Questi due principi devono essere coordinati tra loro.

Cosa significa?

Tornando all’esempio, Tizio non dovrà più versare alcunché a Sempronia e Caietto.

E le somme che nel frattempo ha versato?

Le somme versate sono perse, non potrà chiedere la restituzione (irripetibilità).

Quelle non corrisposte invece non sarà più tenuto a versarle (Cass. Ordinanza n. 23024/2019).

Tuttavia, dai provvedimenti emessi dalla stessa Corte di Cassazione nonché dai provvedimenti dei tribunali di merito, emerge un panorama estremamente più complesso ed orientamenti contrastanti.

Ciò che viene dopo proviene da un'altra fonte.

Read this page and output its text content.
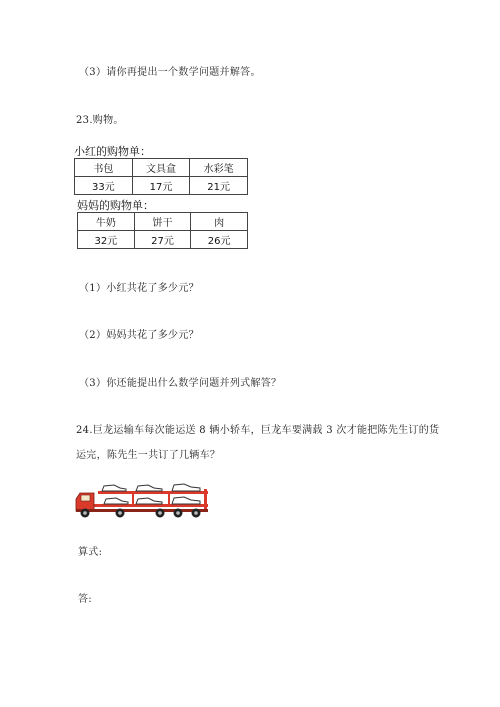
（3）请你再提出一个数学问题并解答。
23.购物。
小红的购物单：
书包	文具盒	水彩笔
33元	17元	21元
妈妈的购物单：
牛奶	饼干	肉
32元	27元	26元
（1）小红共花了多少元？
（2）妈妈共花了多少元？
（3）你还能提出什么数学问题并列式解答？
24.巨龙运输车每次能运送 8 辆小轿车，巨龙车要满载 3 次才能把陈先生订的货
运完，陈先生一共订了几辆车？
算式:
答:
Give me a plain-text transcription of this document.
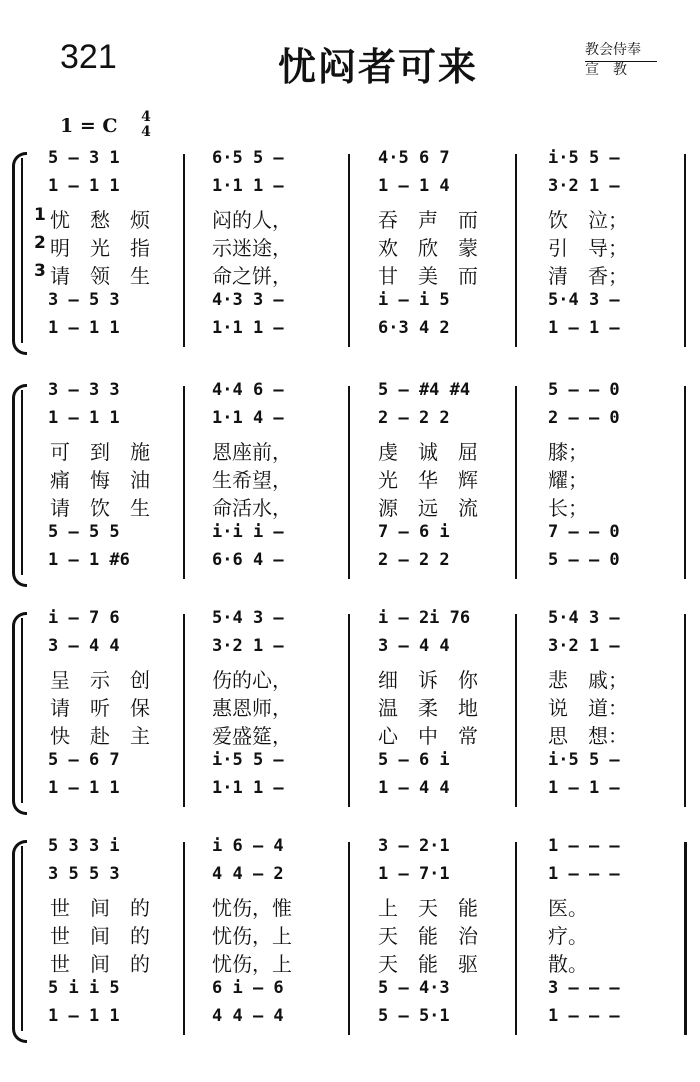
321	忧闷者可来	教会侍奉
宣　教
1 = C 4
4
5 — 3 1	6·5 5 —	4·5 6 7	i·5 5 —
1 — 1 1	1·1 1 —	1 — 1 4	3·2 1 —
1 忧　愁　烦	闷的人，	吞　声　而	饮　泣；
2 明　光　指	示迷途，	欢　欣　蒙	引　导；
3 请　领　生	命之饼，	甘　美　而	清　香；
3 — 5 3	4·3 3 —	i — i 5	5·4 3 —
1 — 1 1	1·1 1 —	6·3 4 2	1 — 1 —
3 — 3 3	4·4 6 —	5 — #4 #4	5 — — 0
1 — 1 1	1·1 4 —	2 — 2 2	2 — — 0
可　到　施	恩座前，	虔　诚　屈	膝；
痛　悔　油	生希望，	光　华　辉	耀；
请　饮　生	命活水，	源　远　流	长；
5 — 5 5	i·i i —	7 — 6 i	7 — — 0
1 — 1 #6	6·6 4 —	2 — 2 2	5 — — 0
i — 7 6	5·4 3 —	i — 2i 76	5·4 3 —
3 — 4 4	3·2 1 —	3 — 4 4	3·2 1 —
呈　示　创	伤的心，	细　诉　你	悲　戚；
请　听　保	惠恩师，	温　柔　地	说　道：
快　赴　主	爱盛筵，	心　中　常	思　想：
5 — 6 7	i·5 5 —	5 — 6 i	i·5 5 —
1 — 1 1	1·1 1 —	1 — 4 4	1 — 1 —
5 3 3 i	i 6 — 4	3 — 2·1	1 — — —
3 5 5 3	4 4 — 2	1 — 7·1	1 — — —
世　间　的	忧伤，惟	上　天　能	医。
世　间　的	忧伤，上	天　能　治	疗。
世　间　的	忧伤，上	天　能　驱	散。
5 i i 5	6 i — 6	5 — 4·3	3 — — —
1 — 1 1	4 4 — 4	5 — 5·1	1 — — —
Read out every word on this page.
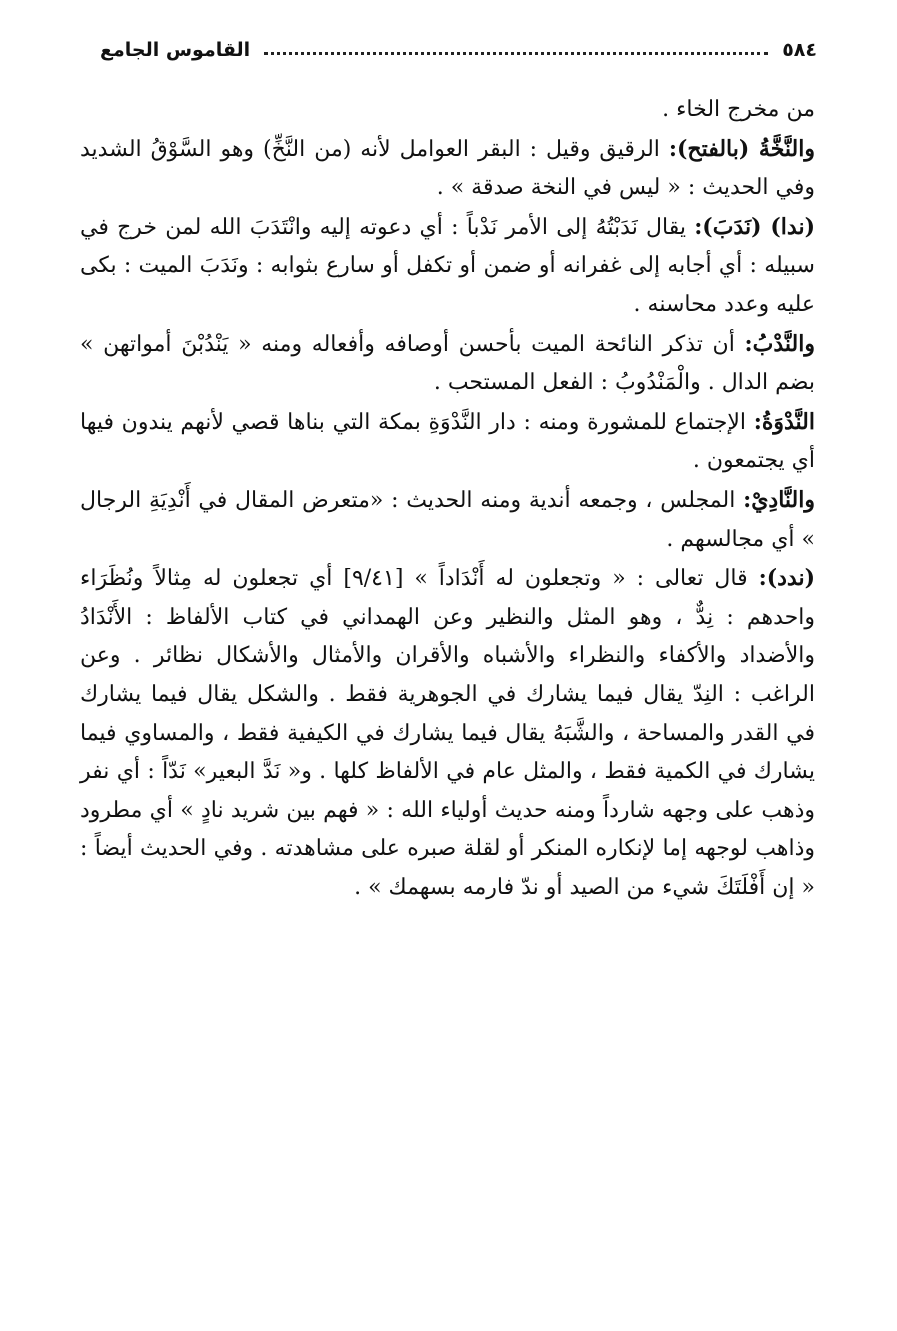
٥٨٤
القاموس الجامع

من مخرج الخاء .

والنَّخَّةُ (بالفتح): الرقيق وقيل : البقر العوامل لأنه (من النَّخِّ) وهو السَّوْقُ الشديد وفي الحديث : « ليس في النخة صدقة » .

(ندا) (نَدَبَ): يقال نَدَبْتُهُ إلى الأمر نَدْباً : أي دعوته إليه وانْتَدَبَ الله لمن خرج في سبيله : أي أجابه إلى غفرانه أو ضمن أو تكفل أو سارع بثوابه : ونَدَبَ الميت : بكى عليه وعدد محاسنه .

والنَّدْبُ: أن تذكر النائحة الميت بأحسن أوصافه وأفعاله ومنه « يَنْدُبْنَ أمواتهن » بضم الدال . والْمَنْدُوبُ : الفعل المستحب .

النَّدْوَةُ: الإجتماع للمشورة ومنه : دار النَّدْوَةِ بمكة التي بناها قصي لأنهم يندون فيها أي يجتمعون .

والنَّادِيْ: المجلس ، وجمعه أندية ومنه الحديث : «متعرض المقال في أَنْدِيَةِ الرجال » أي مجالسهم .

(ندد): قال تعالى : « وتجعلون له أَنْدَاداً » [٩/٤١] أي تجعلون له مِثالاً ونُظَرَاء واحدهم : نِدٌّ ، وهو المثل والنظير وعن الهمداني في كتاب الألفاظ : الأَنْدَادُ والأضداد والأكفاء والنظراء والأشباه والأقران والأمثال والأشكال نظائر . وعن الراغب : النِدّ يقال فيما يشارك في الجوهرية فقط . والشكل يقال فيما يشارك في القدر والمساحة ، والشَّبَهُ يقال فيما يشارك في الكيفية فقط ، والمساوي فيما يشارك في الكمية فقط ، والمثل عام في الألفاظ كلها . و« نَدَّ البعير» نَدّاً : أي نفر وذهب على وجهه شارداً ومنه حديث أولياء الله : « فهم بين شريد نادٍ » أي مطرود وذاهب لوجهه إما لإنكاره المنكر أو لقلة صبره على مشاهدته . وفي الحديث أيضاً : « إن أَفْلَتَكَ شيء من الصيد أو ندّ فارمه بسهمك » .
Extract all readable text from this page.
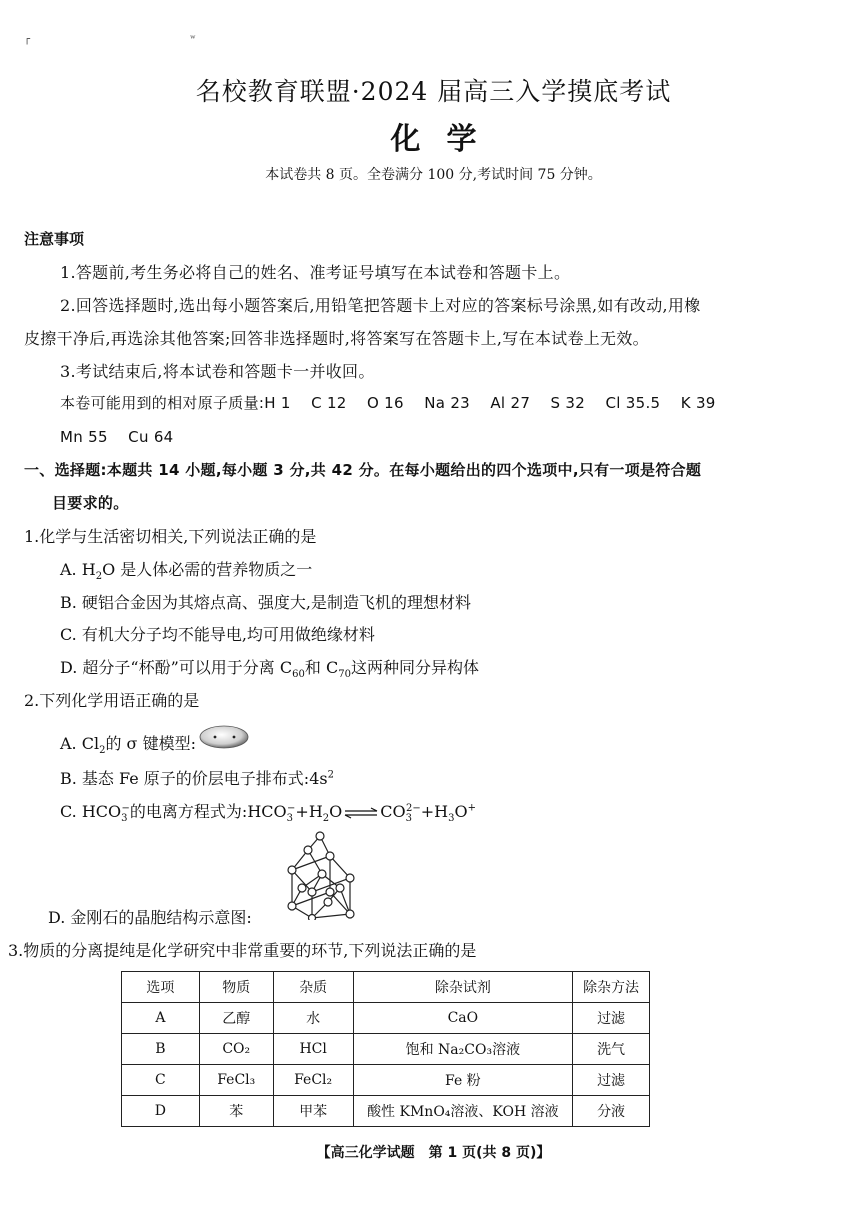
┌	ʷ
名校教育联盟·2024 届高三入学摸底考试
化学
本试卷共 8 页。全卷满分 100 分,考试时间 75 分钟。
注意事项
1.答题前,考生务必将自己的姓名、准考证号填写在本试卷和答题卡上。
2.回答选择题时,选出每小题答案后,用铅笔把答题卡上对应的答案标号涂黑,如有改动,用橡
皮擦干净后,再选涂其他答案;回答非选择题时,将答案写在答题卡上,写在本试卷上无效。
3.考试结束后,将本试卷和答题卡一并收回。
本卷可能用到的相对原子质量:H 1　 C 12　 O 16　 Na 23　 Al 27　 S 32　 Cl 35.5　 K 39
Mn 55　 Cu 64
一、选择题:本题共 14 小题,每小题 3 分,共 42 分。在每小题给出的四个选项中,只有一项是符合题
目要求的。
1.化学与生活密切相关,下列说法正确的是
A. $H_2O$ 是人体必需的营养物质之一
B. 硬铝合金因为其熔点高、强度大,是制造飞机的理想材料
C. 有机大分子均不能导电,均可用做绝缘材料
D. 超分子“杯酚”可以用于分离 $C_{60}$和 $C_{70}$这两种同分异构体
2.下列化学用语正确的是
A. $Cl_2$的 σ 键模型:
B. 基态 Fe 原子的价层电子排布式$:4s^2$
C. $HCO_3^-$的电离方程式为$:HCO_3^-+H_2O\rightleftharpoons CO_3^{2-}+H_3O^+$
D. 金刚石的晶胞结构示意图:
3.物质的分离提纯是化学研究中非常重要的环节,下列说法正确的是
选项	物质	杂质	除杂试剂	除杂方法
A	乙醇	水	CaO	过滤
B	CO₂	HCl	饱和 Na₂CO₃溶液	洗气
C	FeCl₃	FeCl₂	Fe 粉	过滤
D	苯	甲苯	酸性 KMnO₄溶液、KOH 溶液	分液
【高三化学试题　第 1 页(共 8 页)】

In questa sede proverò a sollevare alcuni degli aspetti più problematici che sono stati poi oggetto di una ordinanza interlocutoria proprio della Cassazione, prima sezione, che ha rimesso la questione alle sezioni unite lo scorso 24 novembre.

Un primo aspetto significativo riguarda la distinzione tra assegno di mantenimento a favore del coniuge e assegno a favore dei figli non autosufficienti.

Il mantenimento dei figli è dovuto infatti finchè questi non siano economicamente indipendenti. Il suo fronteggiare quindi uno stato di bisogno potrebbe portare a far coincidere senza indugi l’assegno di mantenimento del figlio con l’assegno alimentare, rendendolo perciò irripetibile (Cass., Sez. VI-I, 24/10/2017, n. 25166; Cass., Sez. VI-I, 4/07/2016, n. 13609; Cass., Sez. I, 10/12/2008, n. 28987).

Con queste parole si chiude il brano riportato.